Saturday, March 6, 2010

He was so quiet ...

... kept to himself a lot.

So this is a post about an origami lesson gone a bit awry. Middle school, the class was called "Explorations" or some other such nonsense, pretty much it is what passes for an elective in a K-8 with no art teacher. So, the math teacher I was subbing for was supposed to do art projects with a random group of 7th and 8th graders. She thought it would be easier on the sub to have them do study hall while she was away but previous experience with this group taught me otherwise. So, I busted out some copy paper and the one tupperware of lost little colored pencils and came up with an origami lesson.

Step 1: Fold a triangle across your paper and cut off the excess to make a square. (This takes them more than 5 minutes, I swear.)

Step 2: Select two or three colors and make a spring-time pattern all over your paper. (I demo with pink cherry blossoms and orange dots.) Remember! Do not draw a picture, just repeat one or two elements all over the page!!

I give them 20 minutes or so and circulate while they draw. Bunnies, lines, polka dots, leaves, flowers, birds start to appear on the papers.

Except one kid.

Who has drawn, in startling detail, a dead bird in the center of his page. He took a red colored pencil, drew the blood pool coming out from under it.

Now, I'm 99% sure that he did it just to get a rise out of me and the other kids, a small rebellion against cheerful lesson plans and limiting instructions. But 1% of me? Not so sure.

And that's the thing about substitute teaching. You see the tiniest slice of what a student is all about. You can go on your gut of "is this kid going to be a problem for the next 45 minutes?" but you really know nothing about them. All you can do is your best with a smile, and hope that someday in the future you won't be reading the newspaper and find yourself saying "but he was such a nice boy...."

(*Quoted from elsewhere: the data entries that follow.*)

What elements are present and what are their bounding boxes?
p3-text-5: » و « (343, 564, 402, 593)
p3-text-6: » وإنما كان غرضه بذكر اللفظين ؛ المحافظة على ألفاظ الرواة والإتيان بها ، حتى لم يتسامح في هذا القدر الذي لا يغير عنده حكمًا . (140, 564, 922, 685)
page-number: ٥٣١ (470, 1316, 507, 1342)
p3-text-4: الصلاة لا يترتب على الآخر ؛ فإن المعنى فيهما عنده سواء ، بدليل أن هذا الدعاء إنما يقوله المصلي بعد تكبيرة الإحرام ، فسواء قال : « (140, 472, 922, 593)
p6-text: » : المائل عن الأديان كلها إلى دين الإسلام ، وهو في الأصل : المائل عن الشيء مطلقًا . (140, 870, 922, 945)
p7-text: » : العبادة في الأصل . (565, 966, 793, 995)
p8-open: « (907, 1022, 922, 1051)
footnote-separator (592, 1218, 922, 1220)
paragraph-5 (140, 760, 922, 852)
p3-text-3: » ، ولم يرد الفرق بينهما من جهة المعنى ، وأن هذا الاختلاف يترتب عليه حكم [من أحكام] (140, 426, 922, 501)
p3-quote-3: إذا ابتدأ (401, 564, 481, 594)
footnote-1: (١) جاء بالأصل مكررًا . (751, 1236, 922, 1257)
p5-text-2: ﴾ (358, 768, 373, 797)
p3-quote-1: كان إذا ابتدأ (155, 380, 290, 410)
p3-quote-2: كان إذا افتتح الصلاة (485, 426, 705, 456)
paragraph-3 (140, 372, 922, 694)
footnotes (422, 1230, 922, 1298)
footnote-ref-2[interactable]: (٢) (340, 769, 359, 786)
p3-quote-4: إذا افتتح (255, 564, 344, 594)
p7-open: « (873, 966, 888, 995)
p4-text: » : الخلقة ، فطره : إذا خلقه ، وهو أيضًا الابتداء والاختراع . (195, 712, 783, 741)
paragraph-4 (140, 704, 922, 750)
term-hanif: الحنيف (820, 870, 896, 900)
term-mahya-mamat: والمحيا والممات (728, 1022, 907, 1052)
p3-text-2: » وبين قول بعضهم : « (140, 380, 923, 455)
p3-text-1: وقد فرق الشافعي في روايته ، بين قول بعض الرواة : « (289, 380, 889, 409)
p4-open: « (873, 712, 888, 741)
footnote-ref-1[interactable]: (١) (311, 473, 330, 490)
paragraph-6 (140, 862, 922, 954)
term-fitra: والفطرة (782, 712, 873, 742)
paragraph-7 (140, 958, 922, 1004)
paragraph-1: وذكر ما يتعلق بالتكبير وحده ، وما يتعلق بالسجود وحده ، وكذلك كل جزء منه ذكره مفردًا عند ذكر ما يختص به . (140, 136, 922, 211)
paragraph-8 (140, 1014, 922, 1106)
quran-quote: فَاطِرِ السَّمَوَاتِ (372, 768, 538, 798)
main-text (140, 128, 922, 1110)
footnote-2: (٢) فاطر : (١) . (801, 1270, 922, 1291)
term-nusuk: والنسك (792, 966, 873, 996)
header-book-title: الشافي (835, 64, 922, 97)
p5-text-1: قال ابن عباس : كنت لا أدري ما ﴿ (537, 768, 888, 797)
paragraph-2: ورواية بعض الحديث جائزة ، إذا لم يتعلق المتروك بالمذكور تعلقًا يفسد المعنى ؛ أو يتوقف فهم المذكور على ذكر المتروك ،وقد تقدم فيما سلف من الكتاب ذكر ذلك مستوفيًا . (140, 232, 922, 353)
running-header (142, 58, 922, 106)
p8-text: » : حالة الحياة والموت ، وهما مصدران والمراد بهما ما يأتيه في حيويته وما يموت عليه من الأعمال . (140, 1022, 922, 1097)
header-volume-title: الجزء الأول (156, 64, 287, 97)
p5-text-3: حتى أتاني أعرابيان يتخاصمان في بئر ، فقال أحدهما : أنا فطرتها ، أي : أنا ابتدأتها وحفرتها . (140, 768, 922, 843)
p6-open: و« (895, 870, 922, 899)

  1. That's creepy. I had a former student draw a "family portrait" in class, by showing his soldier brother blowing someone's head off. I was subbing for the day, and I knew that it was part for attention, but also because his family life was a mess.

    How do you do the rest of the oragami project?

  2. Oh, we did cranes. I used the document camera and good old-fashioned "holding it over my head" to show each step, circulated, and set kids who got it to circulate too. Total circus, but fun.